MAHs are ultimately responsible for drug safety. However, MAHs are faced with the challenge of ensuring drug quality without increasing costs. Moreover, with the increase of users, the workload of PV is also increasing.
The sufficient quantity and quality of data is the basis of relevant research and necessary conditions for establishing and improving PV systems.
Public databases for specific populations are deficient in providing important information pertaining to drug combinations, comorbidities, and laboratory indicators for relevant tests. As a result, establishing a causal relationship between drugs and adverse events can prove to be challenging.
Suggestions on how to better develop PV in special populations are as follows:
Focus on drug safety risk monitoring for special populations, set up corresponding system segments based on these populations, and establish and improve management norms and institutional systems.
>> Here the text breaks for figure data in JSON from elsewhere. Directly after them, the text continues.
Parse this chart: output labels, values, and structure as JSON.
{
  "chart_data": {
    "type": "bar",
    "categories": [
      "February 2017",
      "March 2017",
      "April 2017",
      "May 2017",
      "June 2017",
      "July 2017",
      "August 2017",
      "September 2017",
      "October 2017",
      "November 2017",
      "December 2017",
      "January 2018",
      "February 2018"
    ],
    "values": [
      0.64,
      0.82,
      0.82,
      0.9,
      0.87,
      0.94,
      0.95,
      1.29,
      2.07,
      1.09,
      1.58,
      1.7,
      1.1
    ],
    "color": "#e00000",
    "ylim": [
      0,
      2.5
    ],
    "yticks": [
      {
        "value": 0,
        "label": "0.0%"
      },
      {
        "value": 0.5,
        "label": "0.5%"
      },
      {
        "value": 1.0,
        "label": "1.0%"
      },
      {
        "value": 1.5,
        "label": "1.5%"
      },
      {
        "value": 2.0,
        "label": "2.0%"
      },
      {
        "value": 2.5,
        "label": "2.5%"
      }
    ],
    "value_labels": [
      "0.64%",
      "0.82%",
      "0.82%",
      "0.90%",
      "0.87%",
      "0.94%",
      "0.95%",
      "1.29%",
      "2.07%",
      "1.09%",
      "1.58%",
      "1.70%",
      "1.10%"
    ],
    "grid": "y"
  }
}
Different special populations should be equipped with corresponding pharmacists to review prescriptions with the goal of effectively intercepting inappropriate prescriptions and achieving early detection and resolution of any issues.
Strengthen cooperation between countries with the help of information systems to create an efficient global pattern of PV cooperation.
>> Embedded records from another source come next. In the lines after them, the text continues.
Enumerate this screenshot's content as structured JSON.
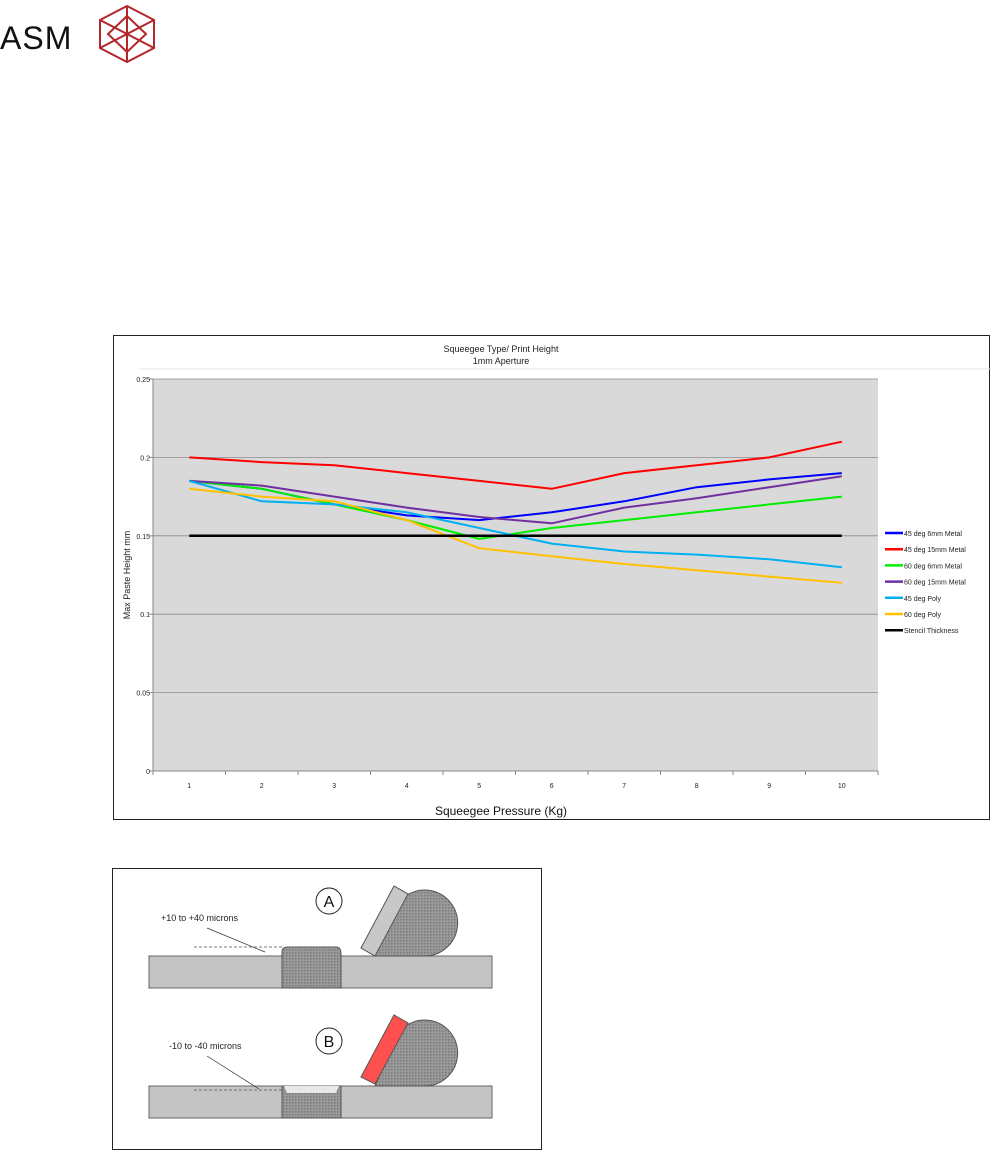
{
  "logo": {
    "text": "ASM",
    "color": "#b3262b"
  },
  "chart_data": {
    "type": "line",
    "title": "Squeegee Type/ Print Height",
    "subtitle": "1mm Aperture",
    "xlabel": "Squeegee Pressure (Kg)",
    "ylabel": "Max Paste Height mm",
    "x": [
      1,
      2,
      3,
      4,
      5,
      6,
      7,
      8,
      9,
      10
    ],
    "x_tick_labels": [
      "1",
      "2",
      "3",
      "4",
      "5",
      "6",
      "7",
      "8",
      "9",
      "10"
    ],
    "y_tick_labels": [
      "0",
      "0.05",
      "0.1",
      "0.15",
      "0.2",
      "0.25"
    ],
    "y_ticks": [
      0,
      0.05,
      0.1,
      0.15,
      0.2,
      0.25
    ],
    "ylim": [
      0,
      0.25
    ],
    "grid": true,
    "legend_position": "right",
    "series": [
      {
        "name": "45 deg 6mm Metal",
        "color": "#0000ff",
        "values": [
          0.185,
          0.18,
          0.17,
          0.163,
          0.16,
          0.165,
          0.172,
          0.181,
          0.186,
          0.19
        ]
      },
      {
        "name": "45 deg 15mm Metal",
        "color": "#ff0000",
        "values": [
          0.2,
          0.197,
          0.195,
          0.19,
          0.185,
          0.18,
          0.19,
          0.195,
          0.2,
          0.21
        ]
      },
      {
        "name": "60 deg 6mm Metal",
        "color": "#00ee00",
        "values": [
          0.185,
          0.18,
          0.17,
          0.16,
          0.148,
          0.155,
          0.16,
          0.165,
          0.17,
          0.175
        ]
      },
      {
        "name": "60 deg 15mm Metal",
        "color": "#7030a0",
        "values": [
          0.185,
          0.182,
          0.175,
          0.168,
          0.162,
          0.158,
          0.168,
          0.174,
          0.181,
          0.188
        ]
      },
      {
        "name": "45 deg Poly",
        "color": "#00b0f0",
        "values": [
          0.185,
          0.172,
          0.17,
          0.165,
          0.155,
          0.145,
          0.14,
          0.138,
          0.135,
          0.13
        ]
      },
      {
        "name": "60 deg Poly",
        "color": "#ffc000",
        "values": [
          0.18,
          0.175,
          0.172,
          0.16,
          0.142,
          0.137,
          0.132,
          0.128,
          0.124,
          0.12
        ]
      },
      {
        "name": "Stencil Thickness",
        "color": "#000000",
        "values": [
          0.15,
          0.15,
          0.15,
          0.15,
          0.15,
          0.15,
          0.15,
          0.15,
          0.15,
          0.15
        ]
      }
    ]
  },
  "diagram": {
    "label_a": "A",
    "label_b": "B",
    "text_a": "+10 to +40 microns",
    "text_b": "-10 to -40 microns",
    "blade_b_color": "#ff5050"
  }
}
In addition to mining drug safety data, PV professionals should also provide timely information to patients, the public, and HCPs to promote the safe and effective use of drugs.
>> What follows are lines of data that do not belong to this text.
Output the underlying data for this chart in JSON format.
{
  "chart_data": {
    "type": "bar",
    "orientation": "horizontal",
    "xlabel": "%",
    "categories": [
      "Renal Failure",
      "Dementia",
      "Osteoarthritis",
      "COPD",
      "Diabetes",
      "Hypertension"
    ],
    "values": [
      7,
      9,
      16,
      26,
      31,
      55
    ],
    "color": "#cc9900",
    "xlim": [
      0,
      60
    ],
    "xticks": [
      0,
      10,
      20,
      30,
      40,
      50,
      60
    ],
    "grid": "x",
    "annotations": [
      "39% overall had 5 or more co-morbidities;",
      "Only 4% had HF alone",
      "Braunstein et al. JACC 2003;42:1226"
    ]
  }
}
To improve the accuracy and analyzability of reported medical data, it is highly recommended that comprehensively report complete medical records, excluding any identifying patient information. As an incentive to increase the enthusiasm for reporting, a certain reward will be offered to individuals who submit complete medical records. This will also help address the ongoing issue of missing or incomplete reports, ultimately improving the overall quality of medical research.
By establishing a collaborative drug safety legislation, drug manufacturers are compelled to proactively shoulder accountability, and companies that show exemplary PV practices for particular demographics are incentivized to extend drug patent protection duration. This approach fosters greater responsibility and diligence in the pharmaceutical industry, while also prioritizing the well-being of patients.
Conclusion
Pregnant women and children are considered ‘treatment orphans’, and the deterioration of physiological functions in elderly patients leads to an increase in drug-related risks. Therefore, more evidence and careful consideration are needed to ensure safe and effective use of drugs in these special populations. In the face of contradictory evidence, doctors must rely on personal experience and more unified treatment standards. PV can monitor the whole life cycle of a drug and provide reference for HCPs to use drugs safely in special populations. Complete safety data are a prerequisite for risk minimization, and a scientific and comprehensive assessment of these data is the basis for the development of appropriate management strategies. However, there are differences in PV systems, disease diagnostic criteria, and treatment protocols in different countries, leading to the challenge of multi-country safety data analysis. To establish a global PV system for special populations and develop unified standards for diagnosis, treatment and risk management require the participation of global academic, medical, pharmaceutical, and information experts.